Variable Classification And Data Analysis
1. Problem: Classify variables as categorical or numerical, and if numerical, as discrete or continuous, and identify the measurement scale.
1.a Number of telephones per household:
- This is a numerical variable because it counts telephones.
- It is discrete since telephones are countable in whole numbers.
- Measurement scale: Ratio scale (has a true zero and meaningful ratios).
1.b Length (in minutes) of the longest telephone call made in a month:
- Numerical variable because it measures time.
- Continuous since time can be any value within a range.
- Measurement scale: Ratio scale.
1.c Whether someone in the household owns a Wi-Fi-capable cell phone:
- Categorical variable (yes/no).
- Measurement scale: Nominal scale (categories without order).

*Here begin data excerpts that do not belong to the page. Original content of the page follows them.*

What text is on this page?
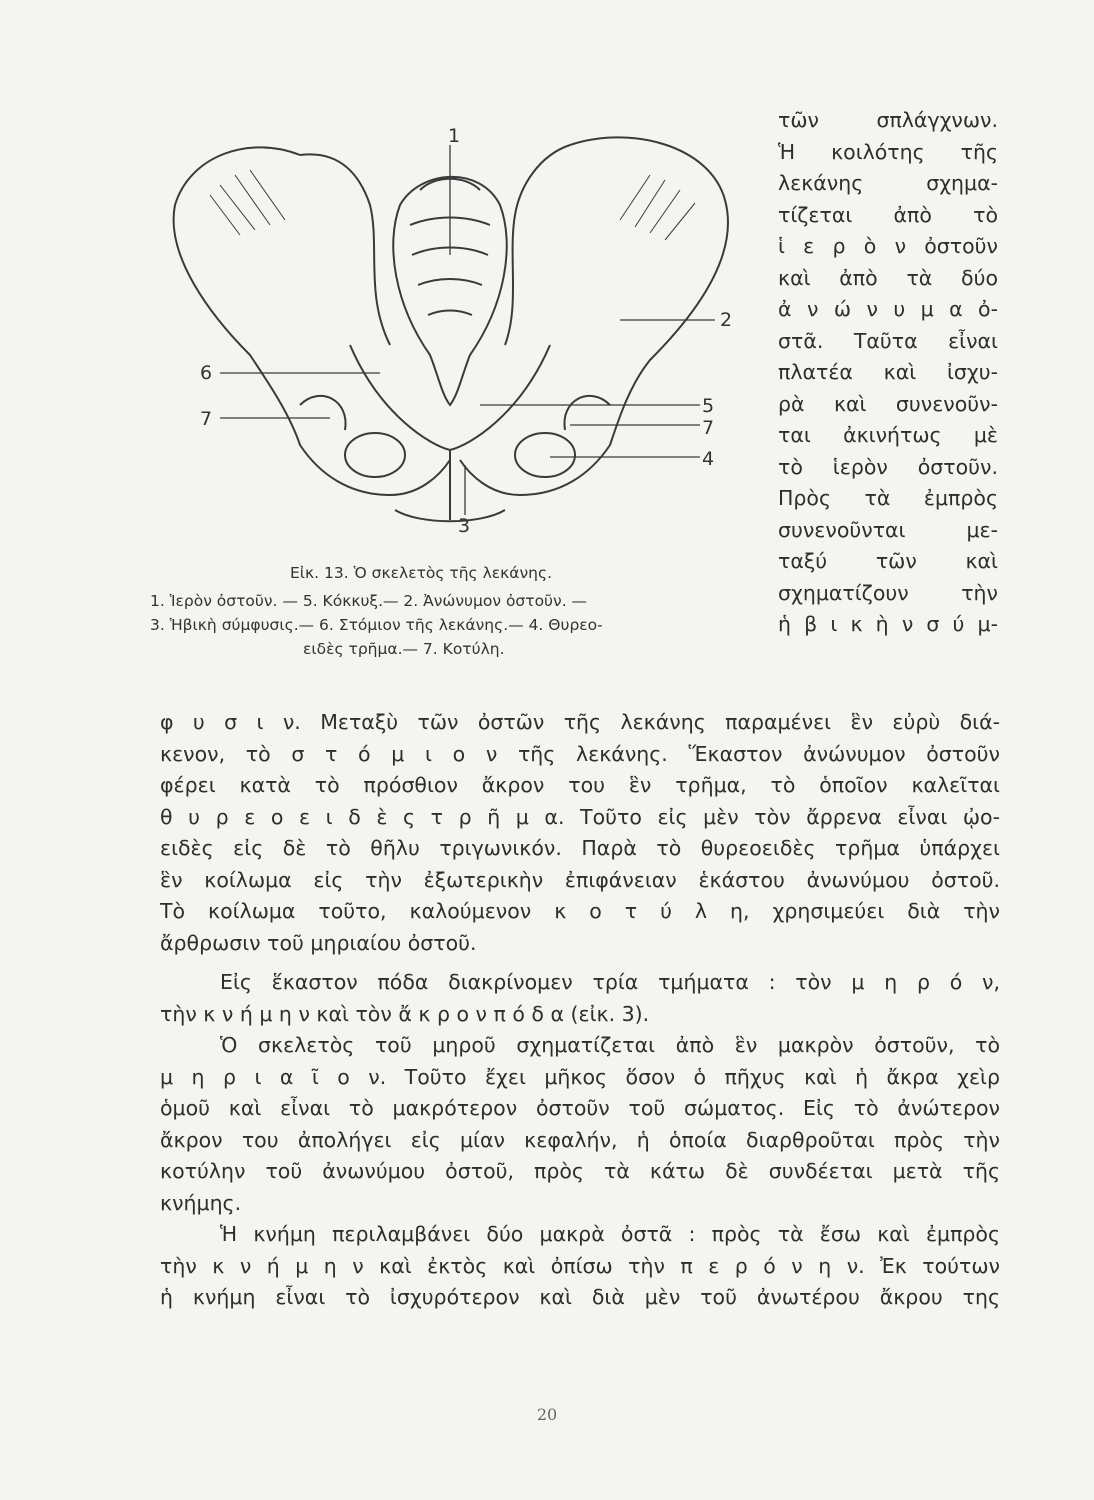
1
2
6
5
7	7
4
3
Εἰκ. 13. Ὁ σκελετὸς τῆς λεκάνης.
1. Ἱερὸν ὀστοῦν. — 5. Κόκκυξ.— 2. Ἀνώνυμον ὀστοῦν. —
3. Ἡβικὴ σύμφυσις.— 6. Στόμιον τῆς λεκάνης.— 4. Θυρεο-
ειδὲς τρῆμα.— 7. Κοτύλη.
τῶν σπλάγχνων.
Ἡ κοιλότης τῆς
λεκάνης σχημα-
τίζεται ἀπὸ τὸ
ἱ ε ρ ὸ ν ὀστοῦν
καὶ ἀπὸ τὰ δύο
ἀ ν ώ ν υ μ α ὀ-
στᾶ. Ταῦτα εἶναι
πλατέα καὶ ἰσχυ-
ρὰ καὶ συνενοῦν-
ται ἀκινήτως μὲ
τὸ ἱερὸν ὀστοῦν.
Πρὸς τὰ ἐμπρὸς
συνενοῦνται με-
ταξύ τῶν καὶ
σχηματίζουν τὴν
ἡ β ι κ ὴ ν σ ύ μ-
φ υ σ ι ν. Μεταξὺ τῶν ὀστῶν τῆς λεκάνης παραμένει ἓν εὐρὺ διά-
κενον, τὸ σ τ ό μ ι ο ν τῆς λεκάνης. Ἕκαστον ἀνώνυμον ὀστοῦν
φέρει κατὰ τὸ πρόσθιον ἄκρον του ἓν τρῆμα, τὸ ὁποῖον καλεῖται
θ υ ρ ε ο ε ι δ ὲ ς τ ρ ῆ μ α. Τοῦτο εἰς μὲν τὸν ἄρρενα εἶναι ᾠο-
ειδὲς εἰς δὲ τὸ θῆλυ τριγωνικόν. Παρὰ τὸ θυρεοειδὲς τρῆμα ὑπάρχει
ἓν κοίλωμα εἰς τὴν ἐξωτερικὴν ἐπιφάνειαν ἑκάστου ἀνωνύμου ὀστοῦ.
Τὸ κοίλωμα τοῦτο, καλούμενον κ ο τ ύ λ η, χρησιμεύει διὰ τὴν
ἄρθρωσιν τοῦ μηριαίου ὀστοῦ.
Εἰς ἕκαστον πόδα διακρίνομεν τρία τμήματα : τὸν μ η ρ ό ν,
τὴν κ ν ή μ η ν καὶ τὸν ἄ κ ρ ο ν π ό δ α (εἰκ. 3).
Ὁ σκελετὸς τοῦ μηροῦ σχηματίζεται ἀπὸ ἓν μακρὸν ὀστοῦν, τὸ
μ η ρ ι α ῖ ο ν. Τοῦτο ἔχει μῆκος ὅσον ὁ πῆχυς καὶ ἡ ἄκρα χεὶρ
ὁμοῦ καὶ εἶναι τὸ μακρότερον ὀστοῦν τοῦ σώματος. Εἰς τὸ ἀνώτερον
ἄκρον του ἀπολήγει εἰς μίαν κεφαλήν, ἡ ὁποία διαρθροῦται πρὸς τὴν
κοτύλην τοῦ ἀνωνύμου ὀστοῦ, πρὸς τὰ κάτω δὲ συνδέεται μετὰ τῆς
κνήμης.
Ἡ κνήμη περιλαμβάνει δύο μακρὰ ὀστᾶ : πρὸς τὰ ἔσω καὶ ἐμπρὸς
τὴν κ ν ή μ η ν καὶ ἐκτὸς καὶ ὀπίσω τὴν π ε ρ ό ν η ν. Ἐκ τούτων
ἡ κνήμη εἶναι τὸ ἰσχυρότερον καὶ διὰ μὲν τοῦ ἀνωτέρου ἄκρου της
20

1.d Whether there is a high-speed Internet connection in the household:
- Categorical variable (yes/no).
- Measurement scale: Nominal scale.
2. Problem: Given data set $\{7,4,9,7,3,12\}$ with $n=6$, compute descriptive statistics and analyze data.
2.a Compute mean, median, and mode:
- Mean: $$\frac{7+4+9+7+3+12}{6} = \frac{42}{6} = 7$$
- Median: Sort data: $\{3,4,7,7,9,12\}$; median is average of middle two: $$\frac{7+7}{2} = 7$$
- Mode: Most frequent value is 7.
2.b Compute range, variance, standard deviation, coefficient of variation:
- Range: $12 - 3 = 9$
- Variance: Calculate squared deviations from mean 7:
$$(7-7)^2=0, (4-7)^2=9, (9-7)^2=4, (7-7)^2=0, (3-7)^2=16, (12-7)^2=25$$
- Sum of squared deviations: $0+9+4+0+16+25=54$
- Sample variance: $$s^2 = \frac{54}{6-1} = \frac{54}{5} = 10.8$$
- Standard deviation: $$s = \sqrt{10.8} \approx 3.29$$
- Coefficient of variation: $$\frac{s}{\text{mean}} = \frac{3.29}{7} \approx 0.47$$
2.c Compute Z scores and check for outliers:
- Z score formula: $$Z = \frac{x - \text{mean}}{s}$$
- Calculate for each:
- $Z_7 = \frac{7-7}{3.29} = 0$
- $Z_4 = \frac{4-7}{3.29} \approx -0.91$
- $Z_9 = \frac{9-7}{3.29} \approx 0.61$
- $Z_7 = 0$
- $Z_3 = \frac{3-7}{3.29} \approx -1.22$
- $Z_{12} = \frac{12-7}{3.29} \approx 1.52$
- Common outlier rule: $|Z| > 2$; no values exceed this, so no outliers.
2.d Describe shape of data set:
- Data is roughly symmetric since mean = median = mode.
- No extreme outliers.
- Distribution shape is approximately symmetric and unimodal.